Source: U.S. Environmental Protection Agency FY 2021 Budget in Brief

A White House budget document explaining the proposed cuts differentiated between the watershed programs, saying it was necessary to to put money into the Florida and Great Lakes programs because they "present a uniquely Federal role due to the need for continuous long-term monitoring in these complex watersheds." Local and state groups can't take on these responsibilities, it reads.

In contrast, the White House defended eliminating funding of the other programs by saying they should be handled by local and state organizations.

“These programs perform local ecosystem protection and restoration activities, which are best handled by local and state entities,” states the budget document. “State and local groups are engaged and capable of taking on management of clean-up and restoration of these water bodies.”

Congressional lawmakers, including Sen. Mark Warner, a Virginia Democrat, and Rep. Andy Harris, a Maryland Republican, have pledged to fight for restoration of money for the bay program.

Lawmakers hailing from across the Eastern seaboard are also concerned with the environmental impact of other surprise cuts that have halted several studies examining storm surge protection proposals in New York, New Jersey and Maryland. Unlike the proposed cuts to the Chesapeake Bay program, reductions to the U.S. Army Corps of Engineer budgets have already taken effect and halted progress on several projects. The New York and New Jersey cuts were “due to a lapse in federal funding,” NJ Advance Media reported. A $3 million Army Corps study to examine ways to protect the Baltimore area from storm-related threats has also been put on hold because it was not funded in the agency's current fiscal year work plan, the Baltimore Sun reported.

In the wake of Superstorm Sandy in 2012, the corps has been considering ways to protect coastal areas from the sea-borne effects of climate change. Its most costly recommendation to date has been the construction of a $118 billion, six-mile long sea wall in New Jersey and New York. Trump mocked the proposal last month.

Catherine McCabe, commissioner of the New Jersey Department of Environmental Protection, which has also helped fund the two studies, said she was “deeply disappointed” by the cuts. 

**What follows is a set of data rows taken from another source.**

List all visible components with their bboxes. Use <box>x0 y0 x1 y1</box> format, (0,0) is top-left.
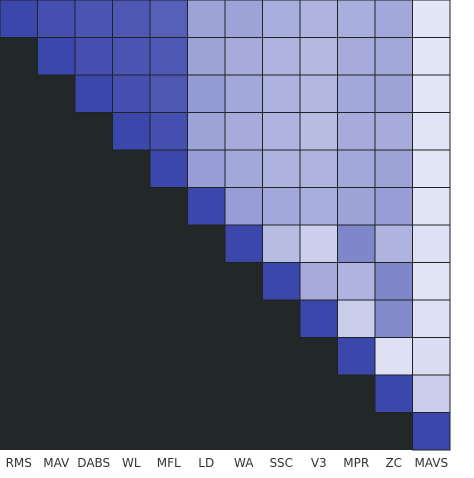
heatmap-cell-MAV-DABS <box>74 37 113 76</box>
heatmap-cell-DABS-MFL <box>149 74 188 113</box>
heatmap-cell-DABS-ZC <box>374 74 413 113</box>
heatmap-cell-DABS-DABS <box>74 74 113 113</box>
heatmap-cell-RMS-MFL <box>149 0 188 38</box>
x-tick-label-mfl: MFL <box>157 456 181 470</box>
heatmap-cell-WA-MPR <box>337 224 376 263</box>
heatmap-cell-DABS-MAVS <box>412 74 451 113</box>
heatmap-cell-MPR-MPR <box>337 337 376 376</box>
heatmap-cell-DABS-V3 <box>299 74 338 113</box>
heatmap-cell-WA-V3 <box>299 224 338 263</box>
heatmap-cell-SSC-V3 <box>299 262 338 301</box>
x-tick-label-v3: V3 <box>311 456 327 470</box>
heatmap-cell-RMS-MPR <box>337 0 376 38</box>
heatmap-cell-LD-MPR <box>337 187 376 226</box>
heatmap-cell-LD-V3 <box>299 187 338 226</box>
x-tick-label-ld: LD <box>198 456 214 470</box>
heatmap-cell-MFL-MPR <box>337 149 376 188</box>
heatmap-cell-WL-V3 <box>299 112 338 151</box>
heatmap-cell-MAV-MPR <box>337 37 376 76</box>
x-tick-label-mavs: MAVS <box>414 456 448 470</box>
heatmap-cell-LD-ZC <box>374 187 413 226</box>
heatmap-cell-SSC-MAVS <box>412 262 451 301</box>
x-tick-label-rms: RMS <box>6 456 32 470</box>
heatmap-cell-WA-WA <box>224 224 263 263</box>
heatmap-cell-MAV-WA <box>224 37 263 76</box>
heatmap-cell-MAV-SSC <box>262 37 301 76</box>
heatmap-cell-MFL-WA <box>224 149 263 188</box>
heatmap-cell-DABS-WA <box>224 74 263 113</box>
heatmap-cell-MAV-WL <box>112 37 151 76</box>
x-tick-label-dabs: DABS <box>77 456 110 470</box>
heatmap-cell-V3-V3 <box>299 299 338 338</box>
heatmap-cell-WL-WA <box>224 112 263 151</box>
heatmap-cell-RMS-DABS <box>74 0 113 38</box>
heatmap-cell-MAV-V3 <box>299 37 338 76</box>
x-tick-label-ssc: SSC <box>269 456 293 470</box>
x-axis-tick-labels: RMS MAV DABS WL MFL LD WA SSC V3 MPR ZC MAVS <box>6 456 448 470</box>
heatmap-cell-MAV-MAVS <box>412 37 451 76</box>
heatmap-cell-DABS-MPR <box>337 74 376 113</box>
heatmap-cell-MFL-V3 <box>299 149 338 188</box>
heatmap-cell-WL-ZC <box>374 112 413 151</box>
heatmap-cell-MFL-MAVS <box>412 149 451 188</box>
x-tick-label-wa: WA <box>234 456 254 470</box>
heatmap-cell-MAV-ZC <box>374 37 413 76</box>
heatmap-cell-RMS-V3 <box>299 0 338 38</box>
heatmap-cell-RMS-MAVS <box>412 0 451 38</box>
heatmap-cell-WA-MAVS <box>412 224 451 263</box>
heatmap-cell-RMS-MAV <box>37 0 76 38</box>
heatmap-cell-WL-MFL <box>149 112 188 151</box>
heatmap-cell-LD-MAVS <box>412 187 451 226</box>
heatmap-cell-DABS-WL <box>112 74 151 113</box>
heatmap-cell-RMS-SSC <box>262 0 301 38</box>
x-tick-label-mpr: MPR <box>343 456 369 470</box>
heatmap-cell-RMS-RMS <box>0 0 38 38</box>
heatmap-cell-MAV-MAV <box>37 37 76 76</box>
heatmap-cells <box>0 0 451 451</box>
heatmap-cell-SSC-MPR <box>337 262 376 301</box>
heatmap-cell-RMS-LD <box>187 0 226 38</box>
heatmap-cell-ZC-ZC <box>374 374 413 413</box>
heatmap-cell-LD-SSC <box>262 187 301 226</box>
heatmap-cell-RMS-ZC <box>374 0 413 38</box>
heatmap-cell-ZC-MAVS <box>412 374 451 413</box>
heatmap-cell-MPR-MAVS <box>412 337 451 376</box>
heatmap-cell-MAVS-MAVS <box>412 412 451 451</box>
heatmap-cell-MFL-ZC <box>374 149 413 188</box>
heatmap-cell-V3-ZC <box>374 299 413 338</box>
x-tick-label-mav: MAV <box>43 456 70 470</box>
heatmap-cell-WL-SSC <box>262 112 301 151</box>
heatmap-cell-SSC-SSC <box>262 262 301 301</box>
heatmap-cell-MPR-ZC <box>374 337 413 376</box>
heatmap-cell-WL-WL <box>112 112 151 151</box>
heatmap-cell-SSC-ZC <box>374 262 413 301</box>
heatmap-cell-MFL-LD <box>187 149 226 188</box>
heatmap-cell-MAV-LD <box>187 37 226 76</box>
heatmap-cell-V3-MAVS <box>412 299 451 338</box>
heatmap-cell-LD-LD <box>187 187 226 226</box>
heatmap-cell-WL-MAVS <box>412 112 451 151</box>
x-tick-label-wl: WL <box>122 456 141 470</box>
heatmap-cell-RMS-WL <box>112 0 151 38</box>
heatmap-cell-LD-WA <box>224 187 263 226</box>
heatmap-cell-WL-LD <box>187 112 226 151</box>
heatmap-cell-MFL-MFL <box>149 149 188 188</box>
heatmap-cell-WA-ZC <box>374 224 413 263</box>
heatmap-cell-RMS-WA <box>224 0 263 38</box>
heatmap-cell-V3-MPR <box>337 299 376 338</box>
heatmap-cell-MAV-MFL <box>149 37 188 76</box>
heatmap-cell-MFL-SSC <box>262 149 301 188</box>
heatmap-cell-DABS-LD <box>187 74 226 113</box>
heatmap-cell-WL-MPR <box>337 112 376 151</box>
heatmap-cell-DABS-SSC <box>262 74 301 113</box>
heatmap-cell-WA-SSC <box>262 224 301 263</box>
x-tick-label-zc: ZC <box>385 456 402 470</box>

“While not all of the projects studied may have been pragmatic, what is lost by this suspension is protection for many vulnerable New Jersey communities that would undoubtedly benefit from the smaller more strategic and cost-effective projects that were also included within these studies,” she said.

New York Governor Andrew Cuomo said the cuts were part of a broader move by Trump to punish Democratic states that do not politically support him.

New Jersey lawmakers vowed to fight the cuts.

“We’re certainly not going to accept any downgrading of the responsibility that the Corps has or that the government has to Sandy victims,” U.S. Rep. Bill Pascrell, a New Jersey Democrat, told NJ Advance Media.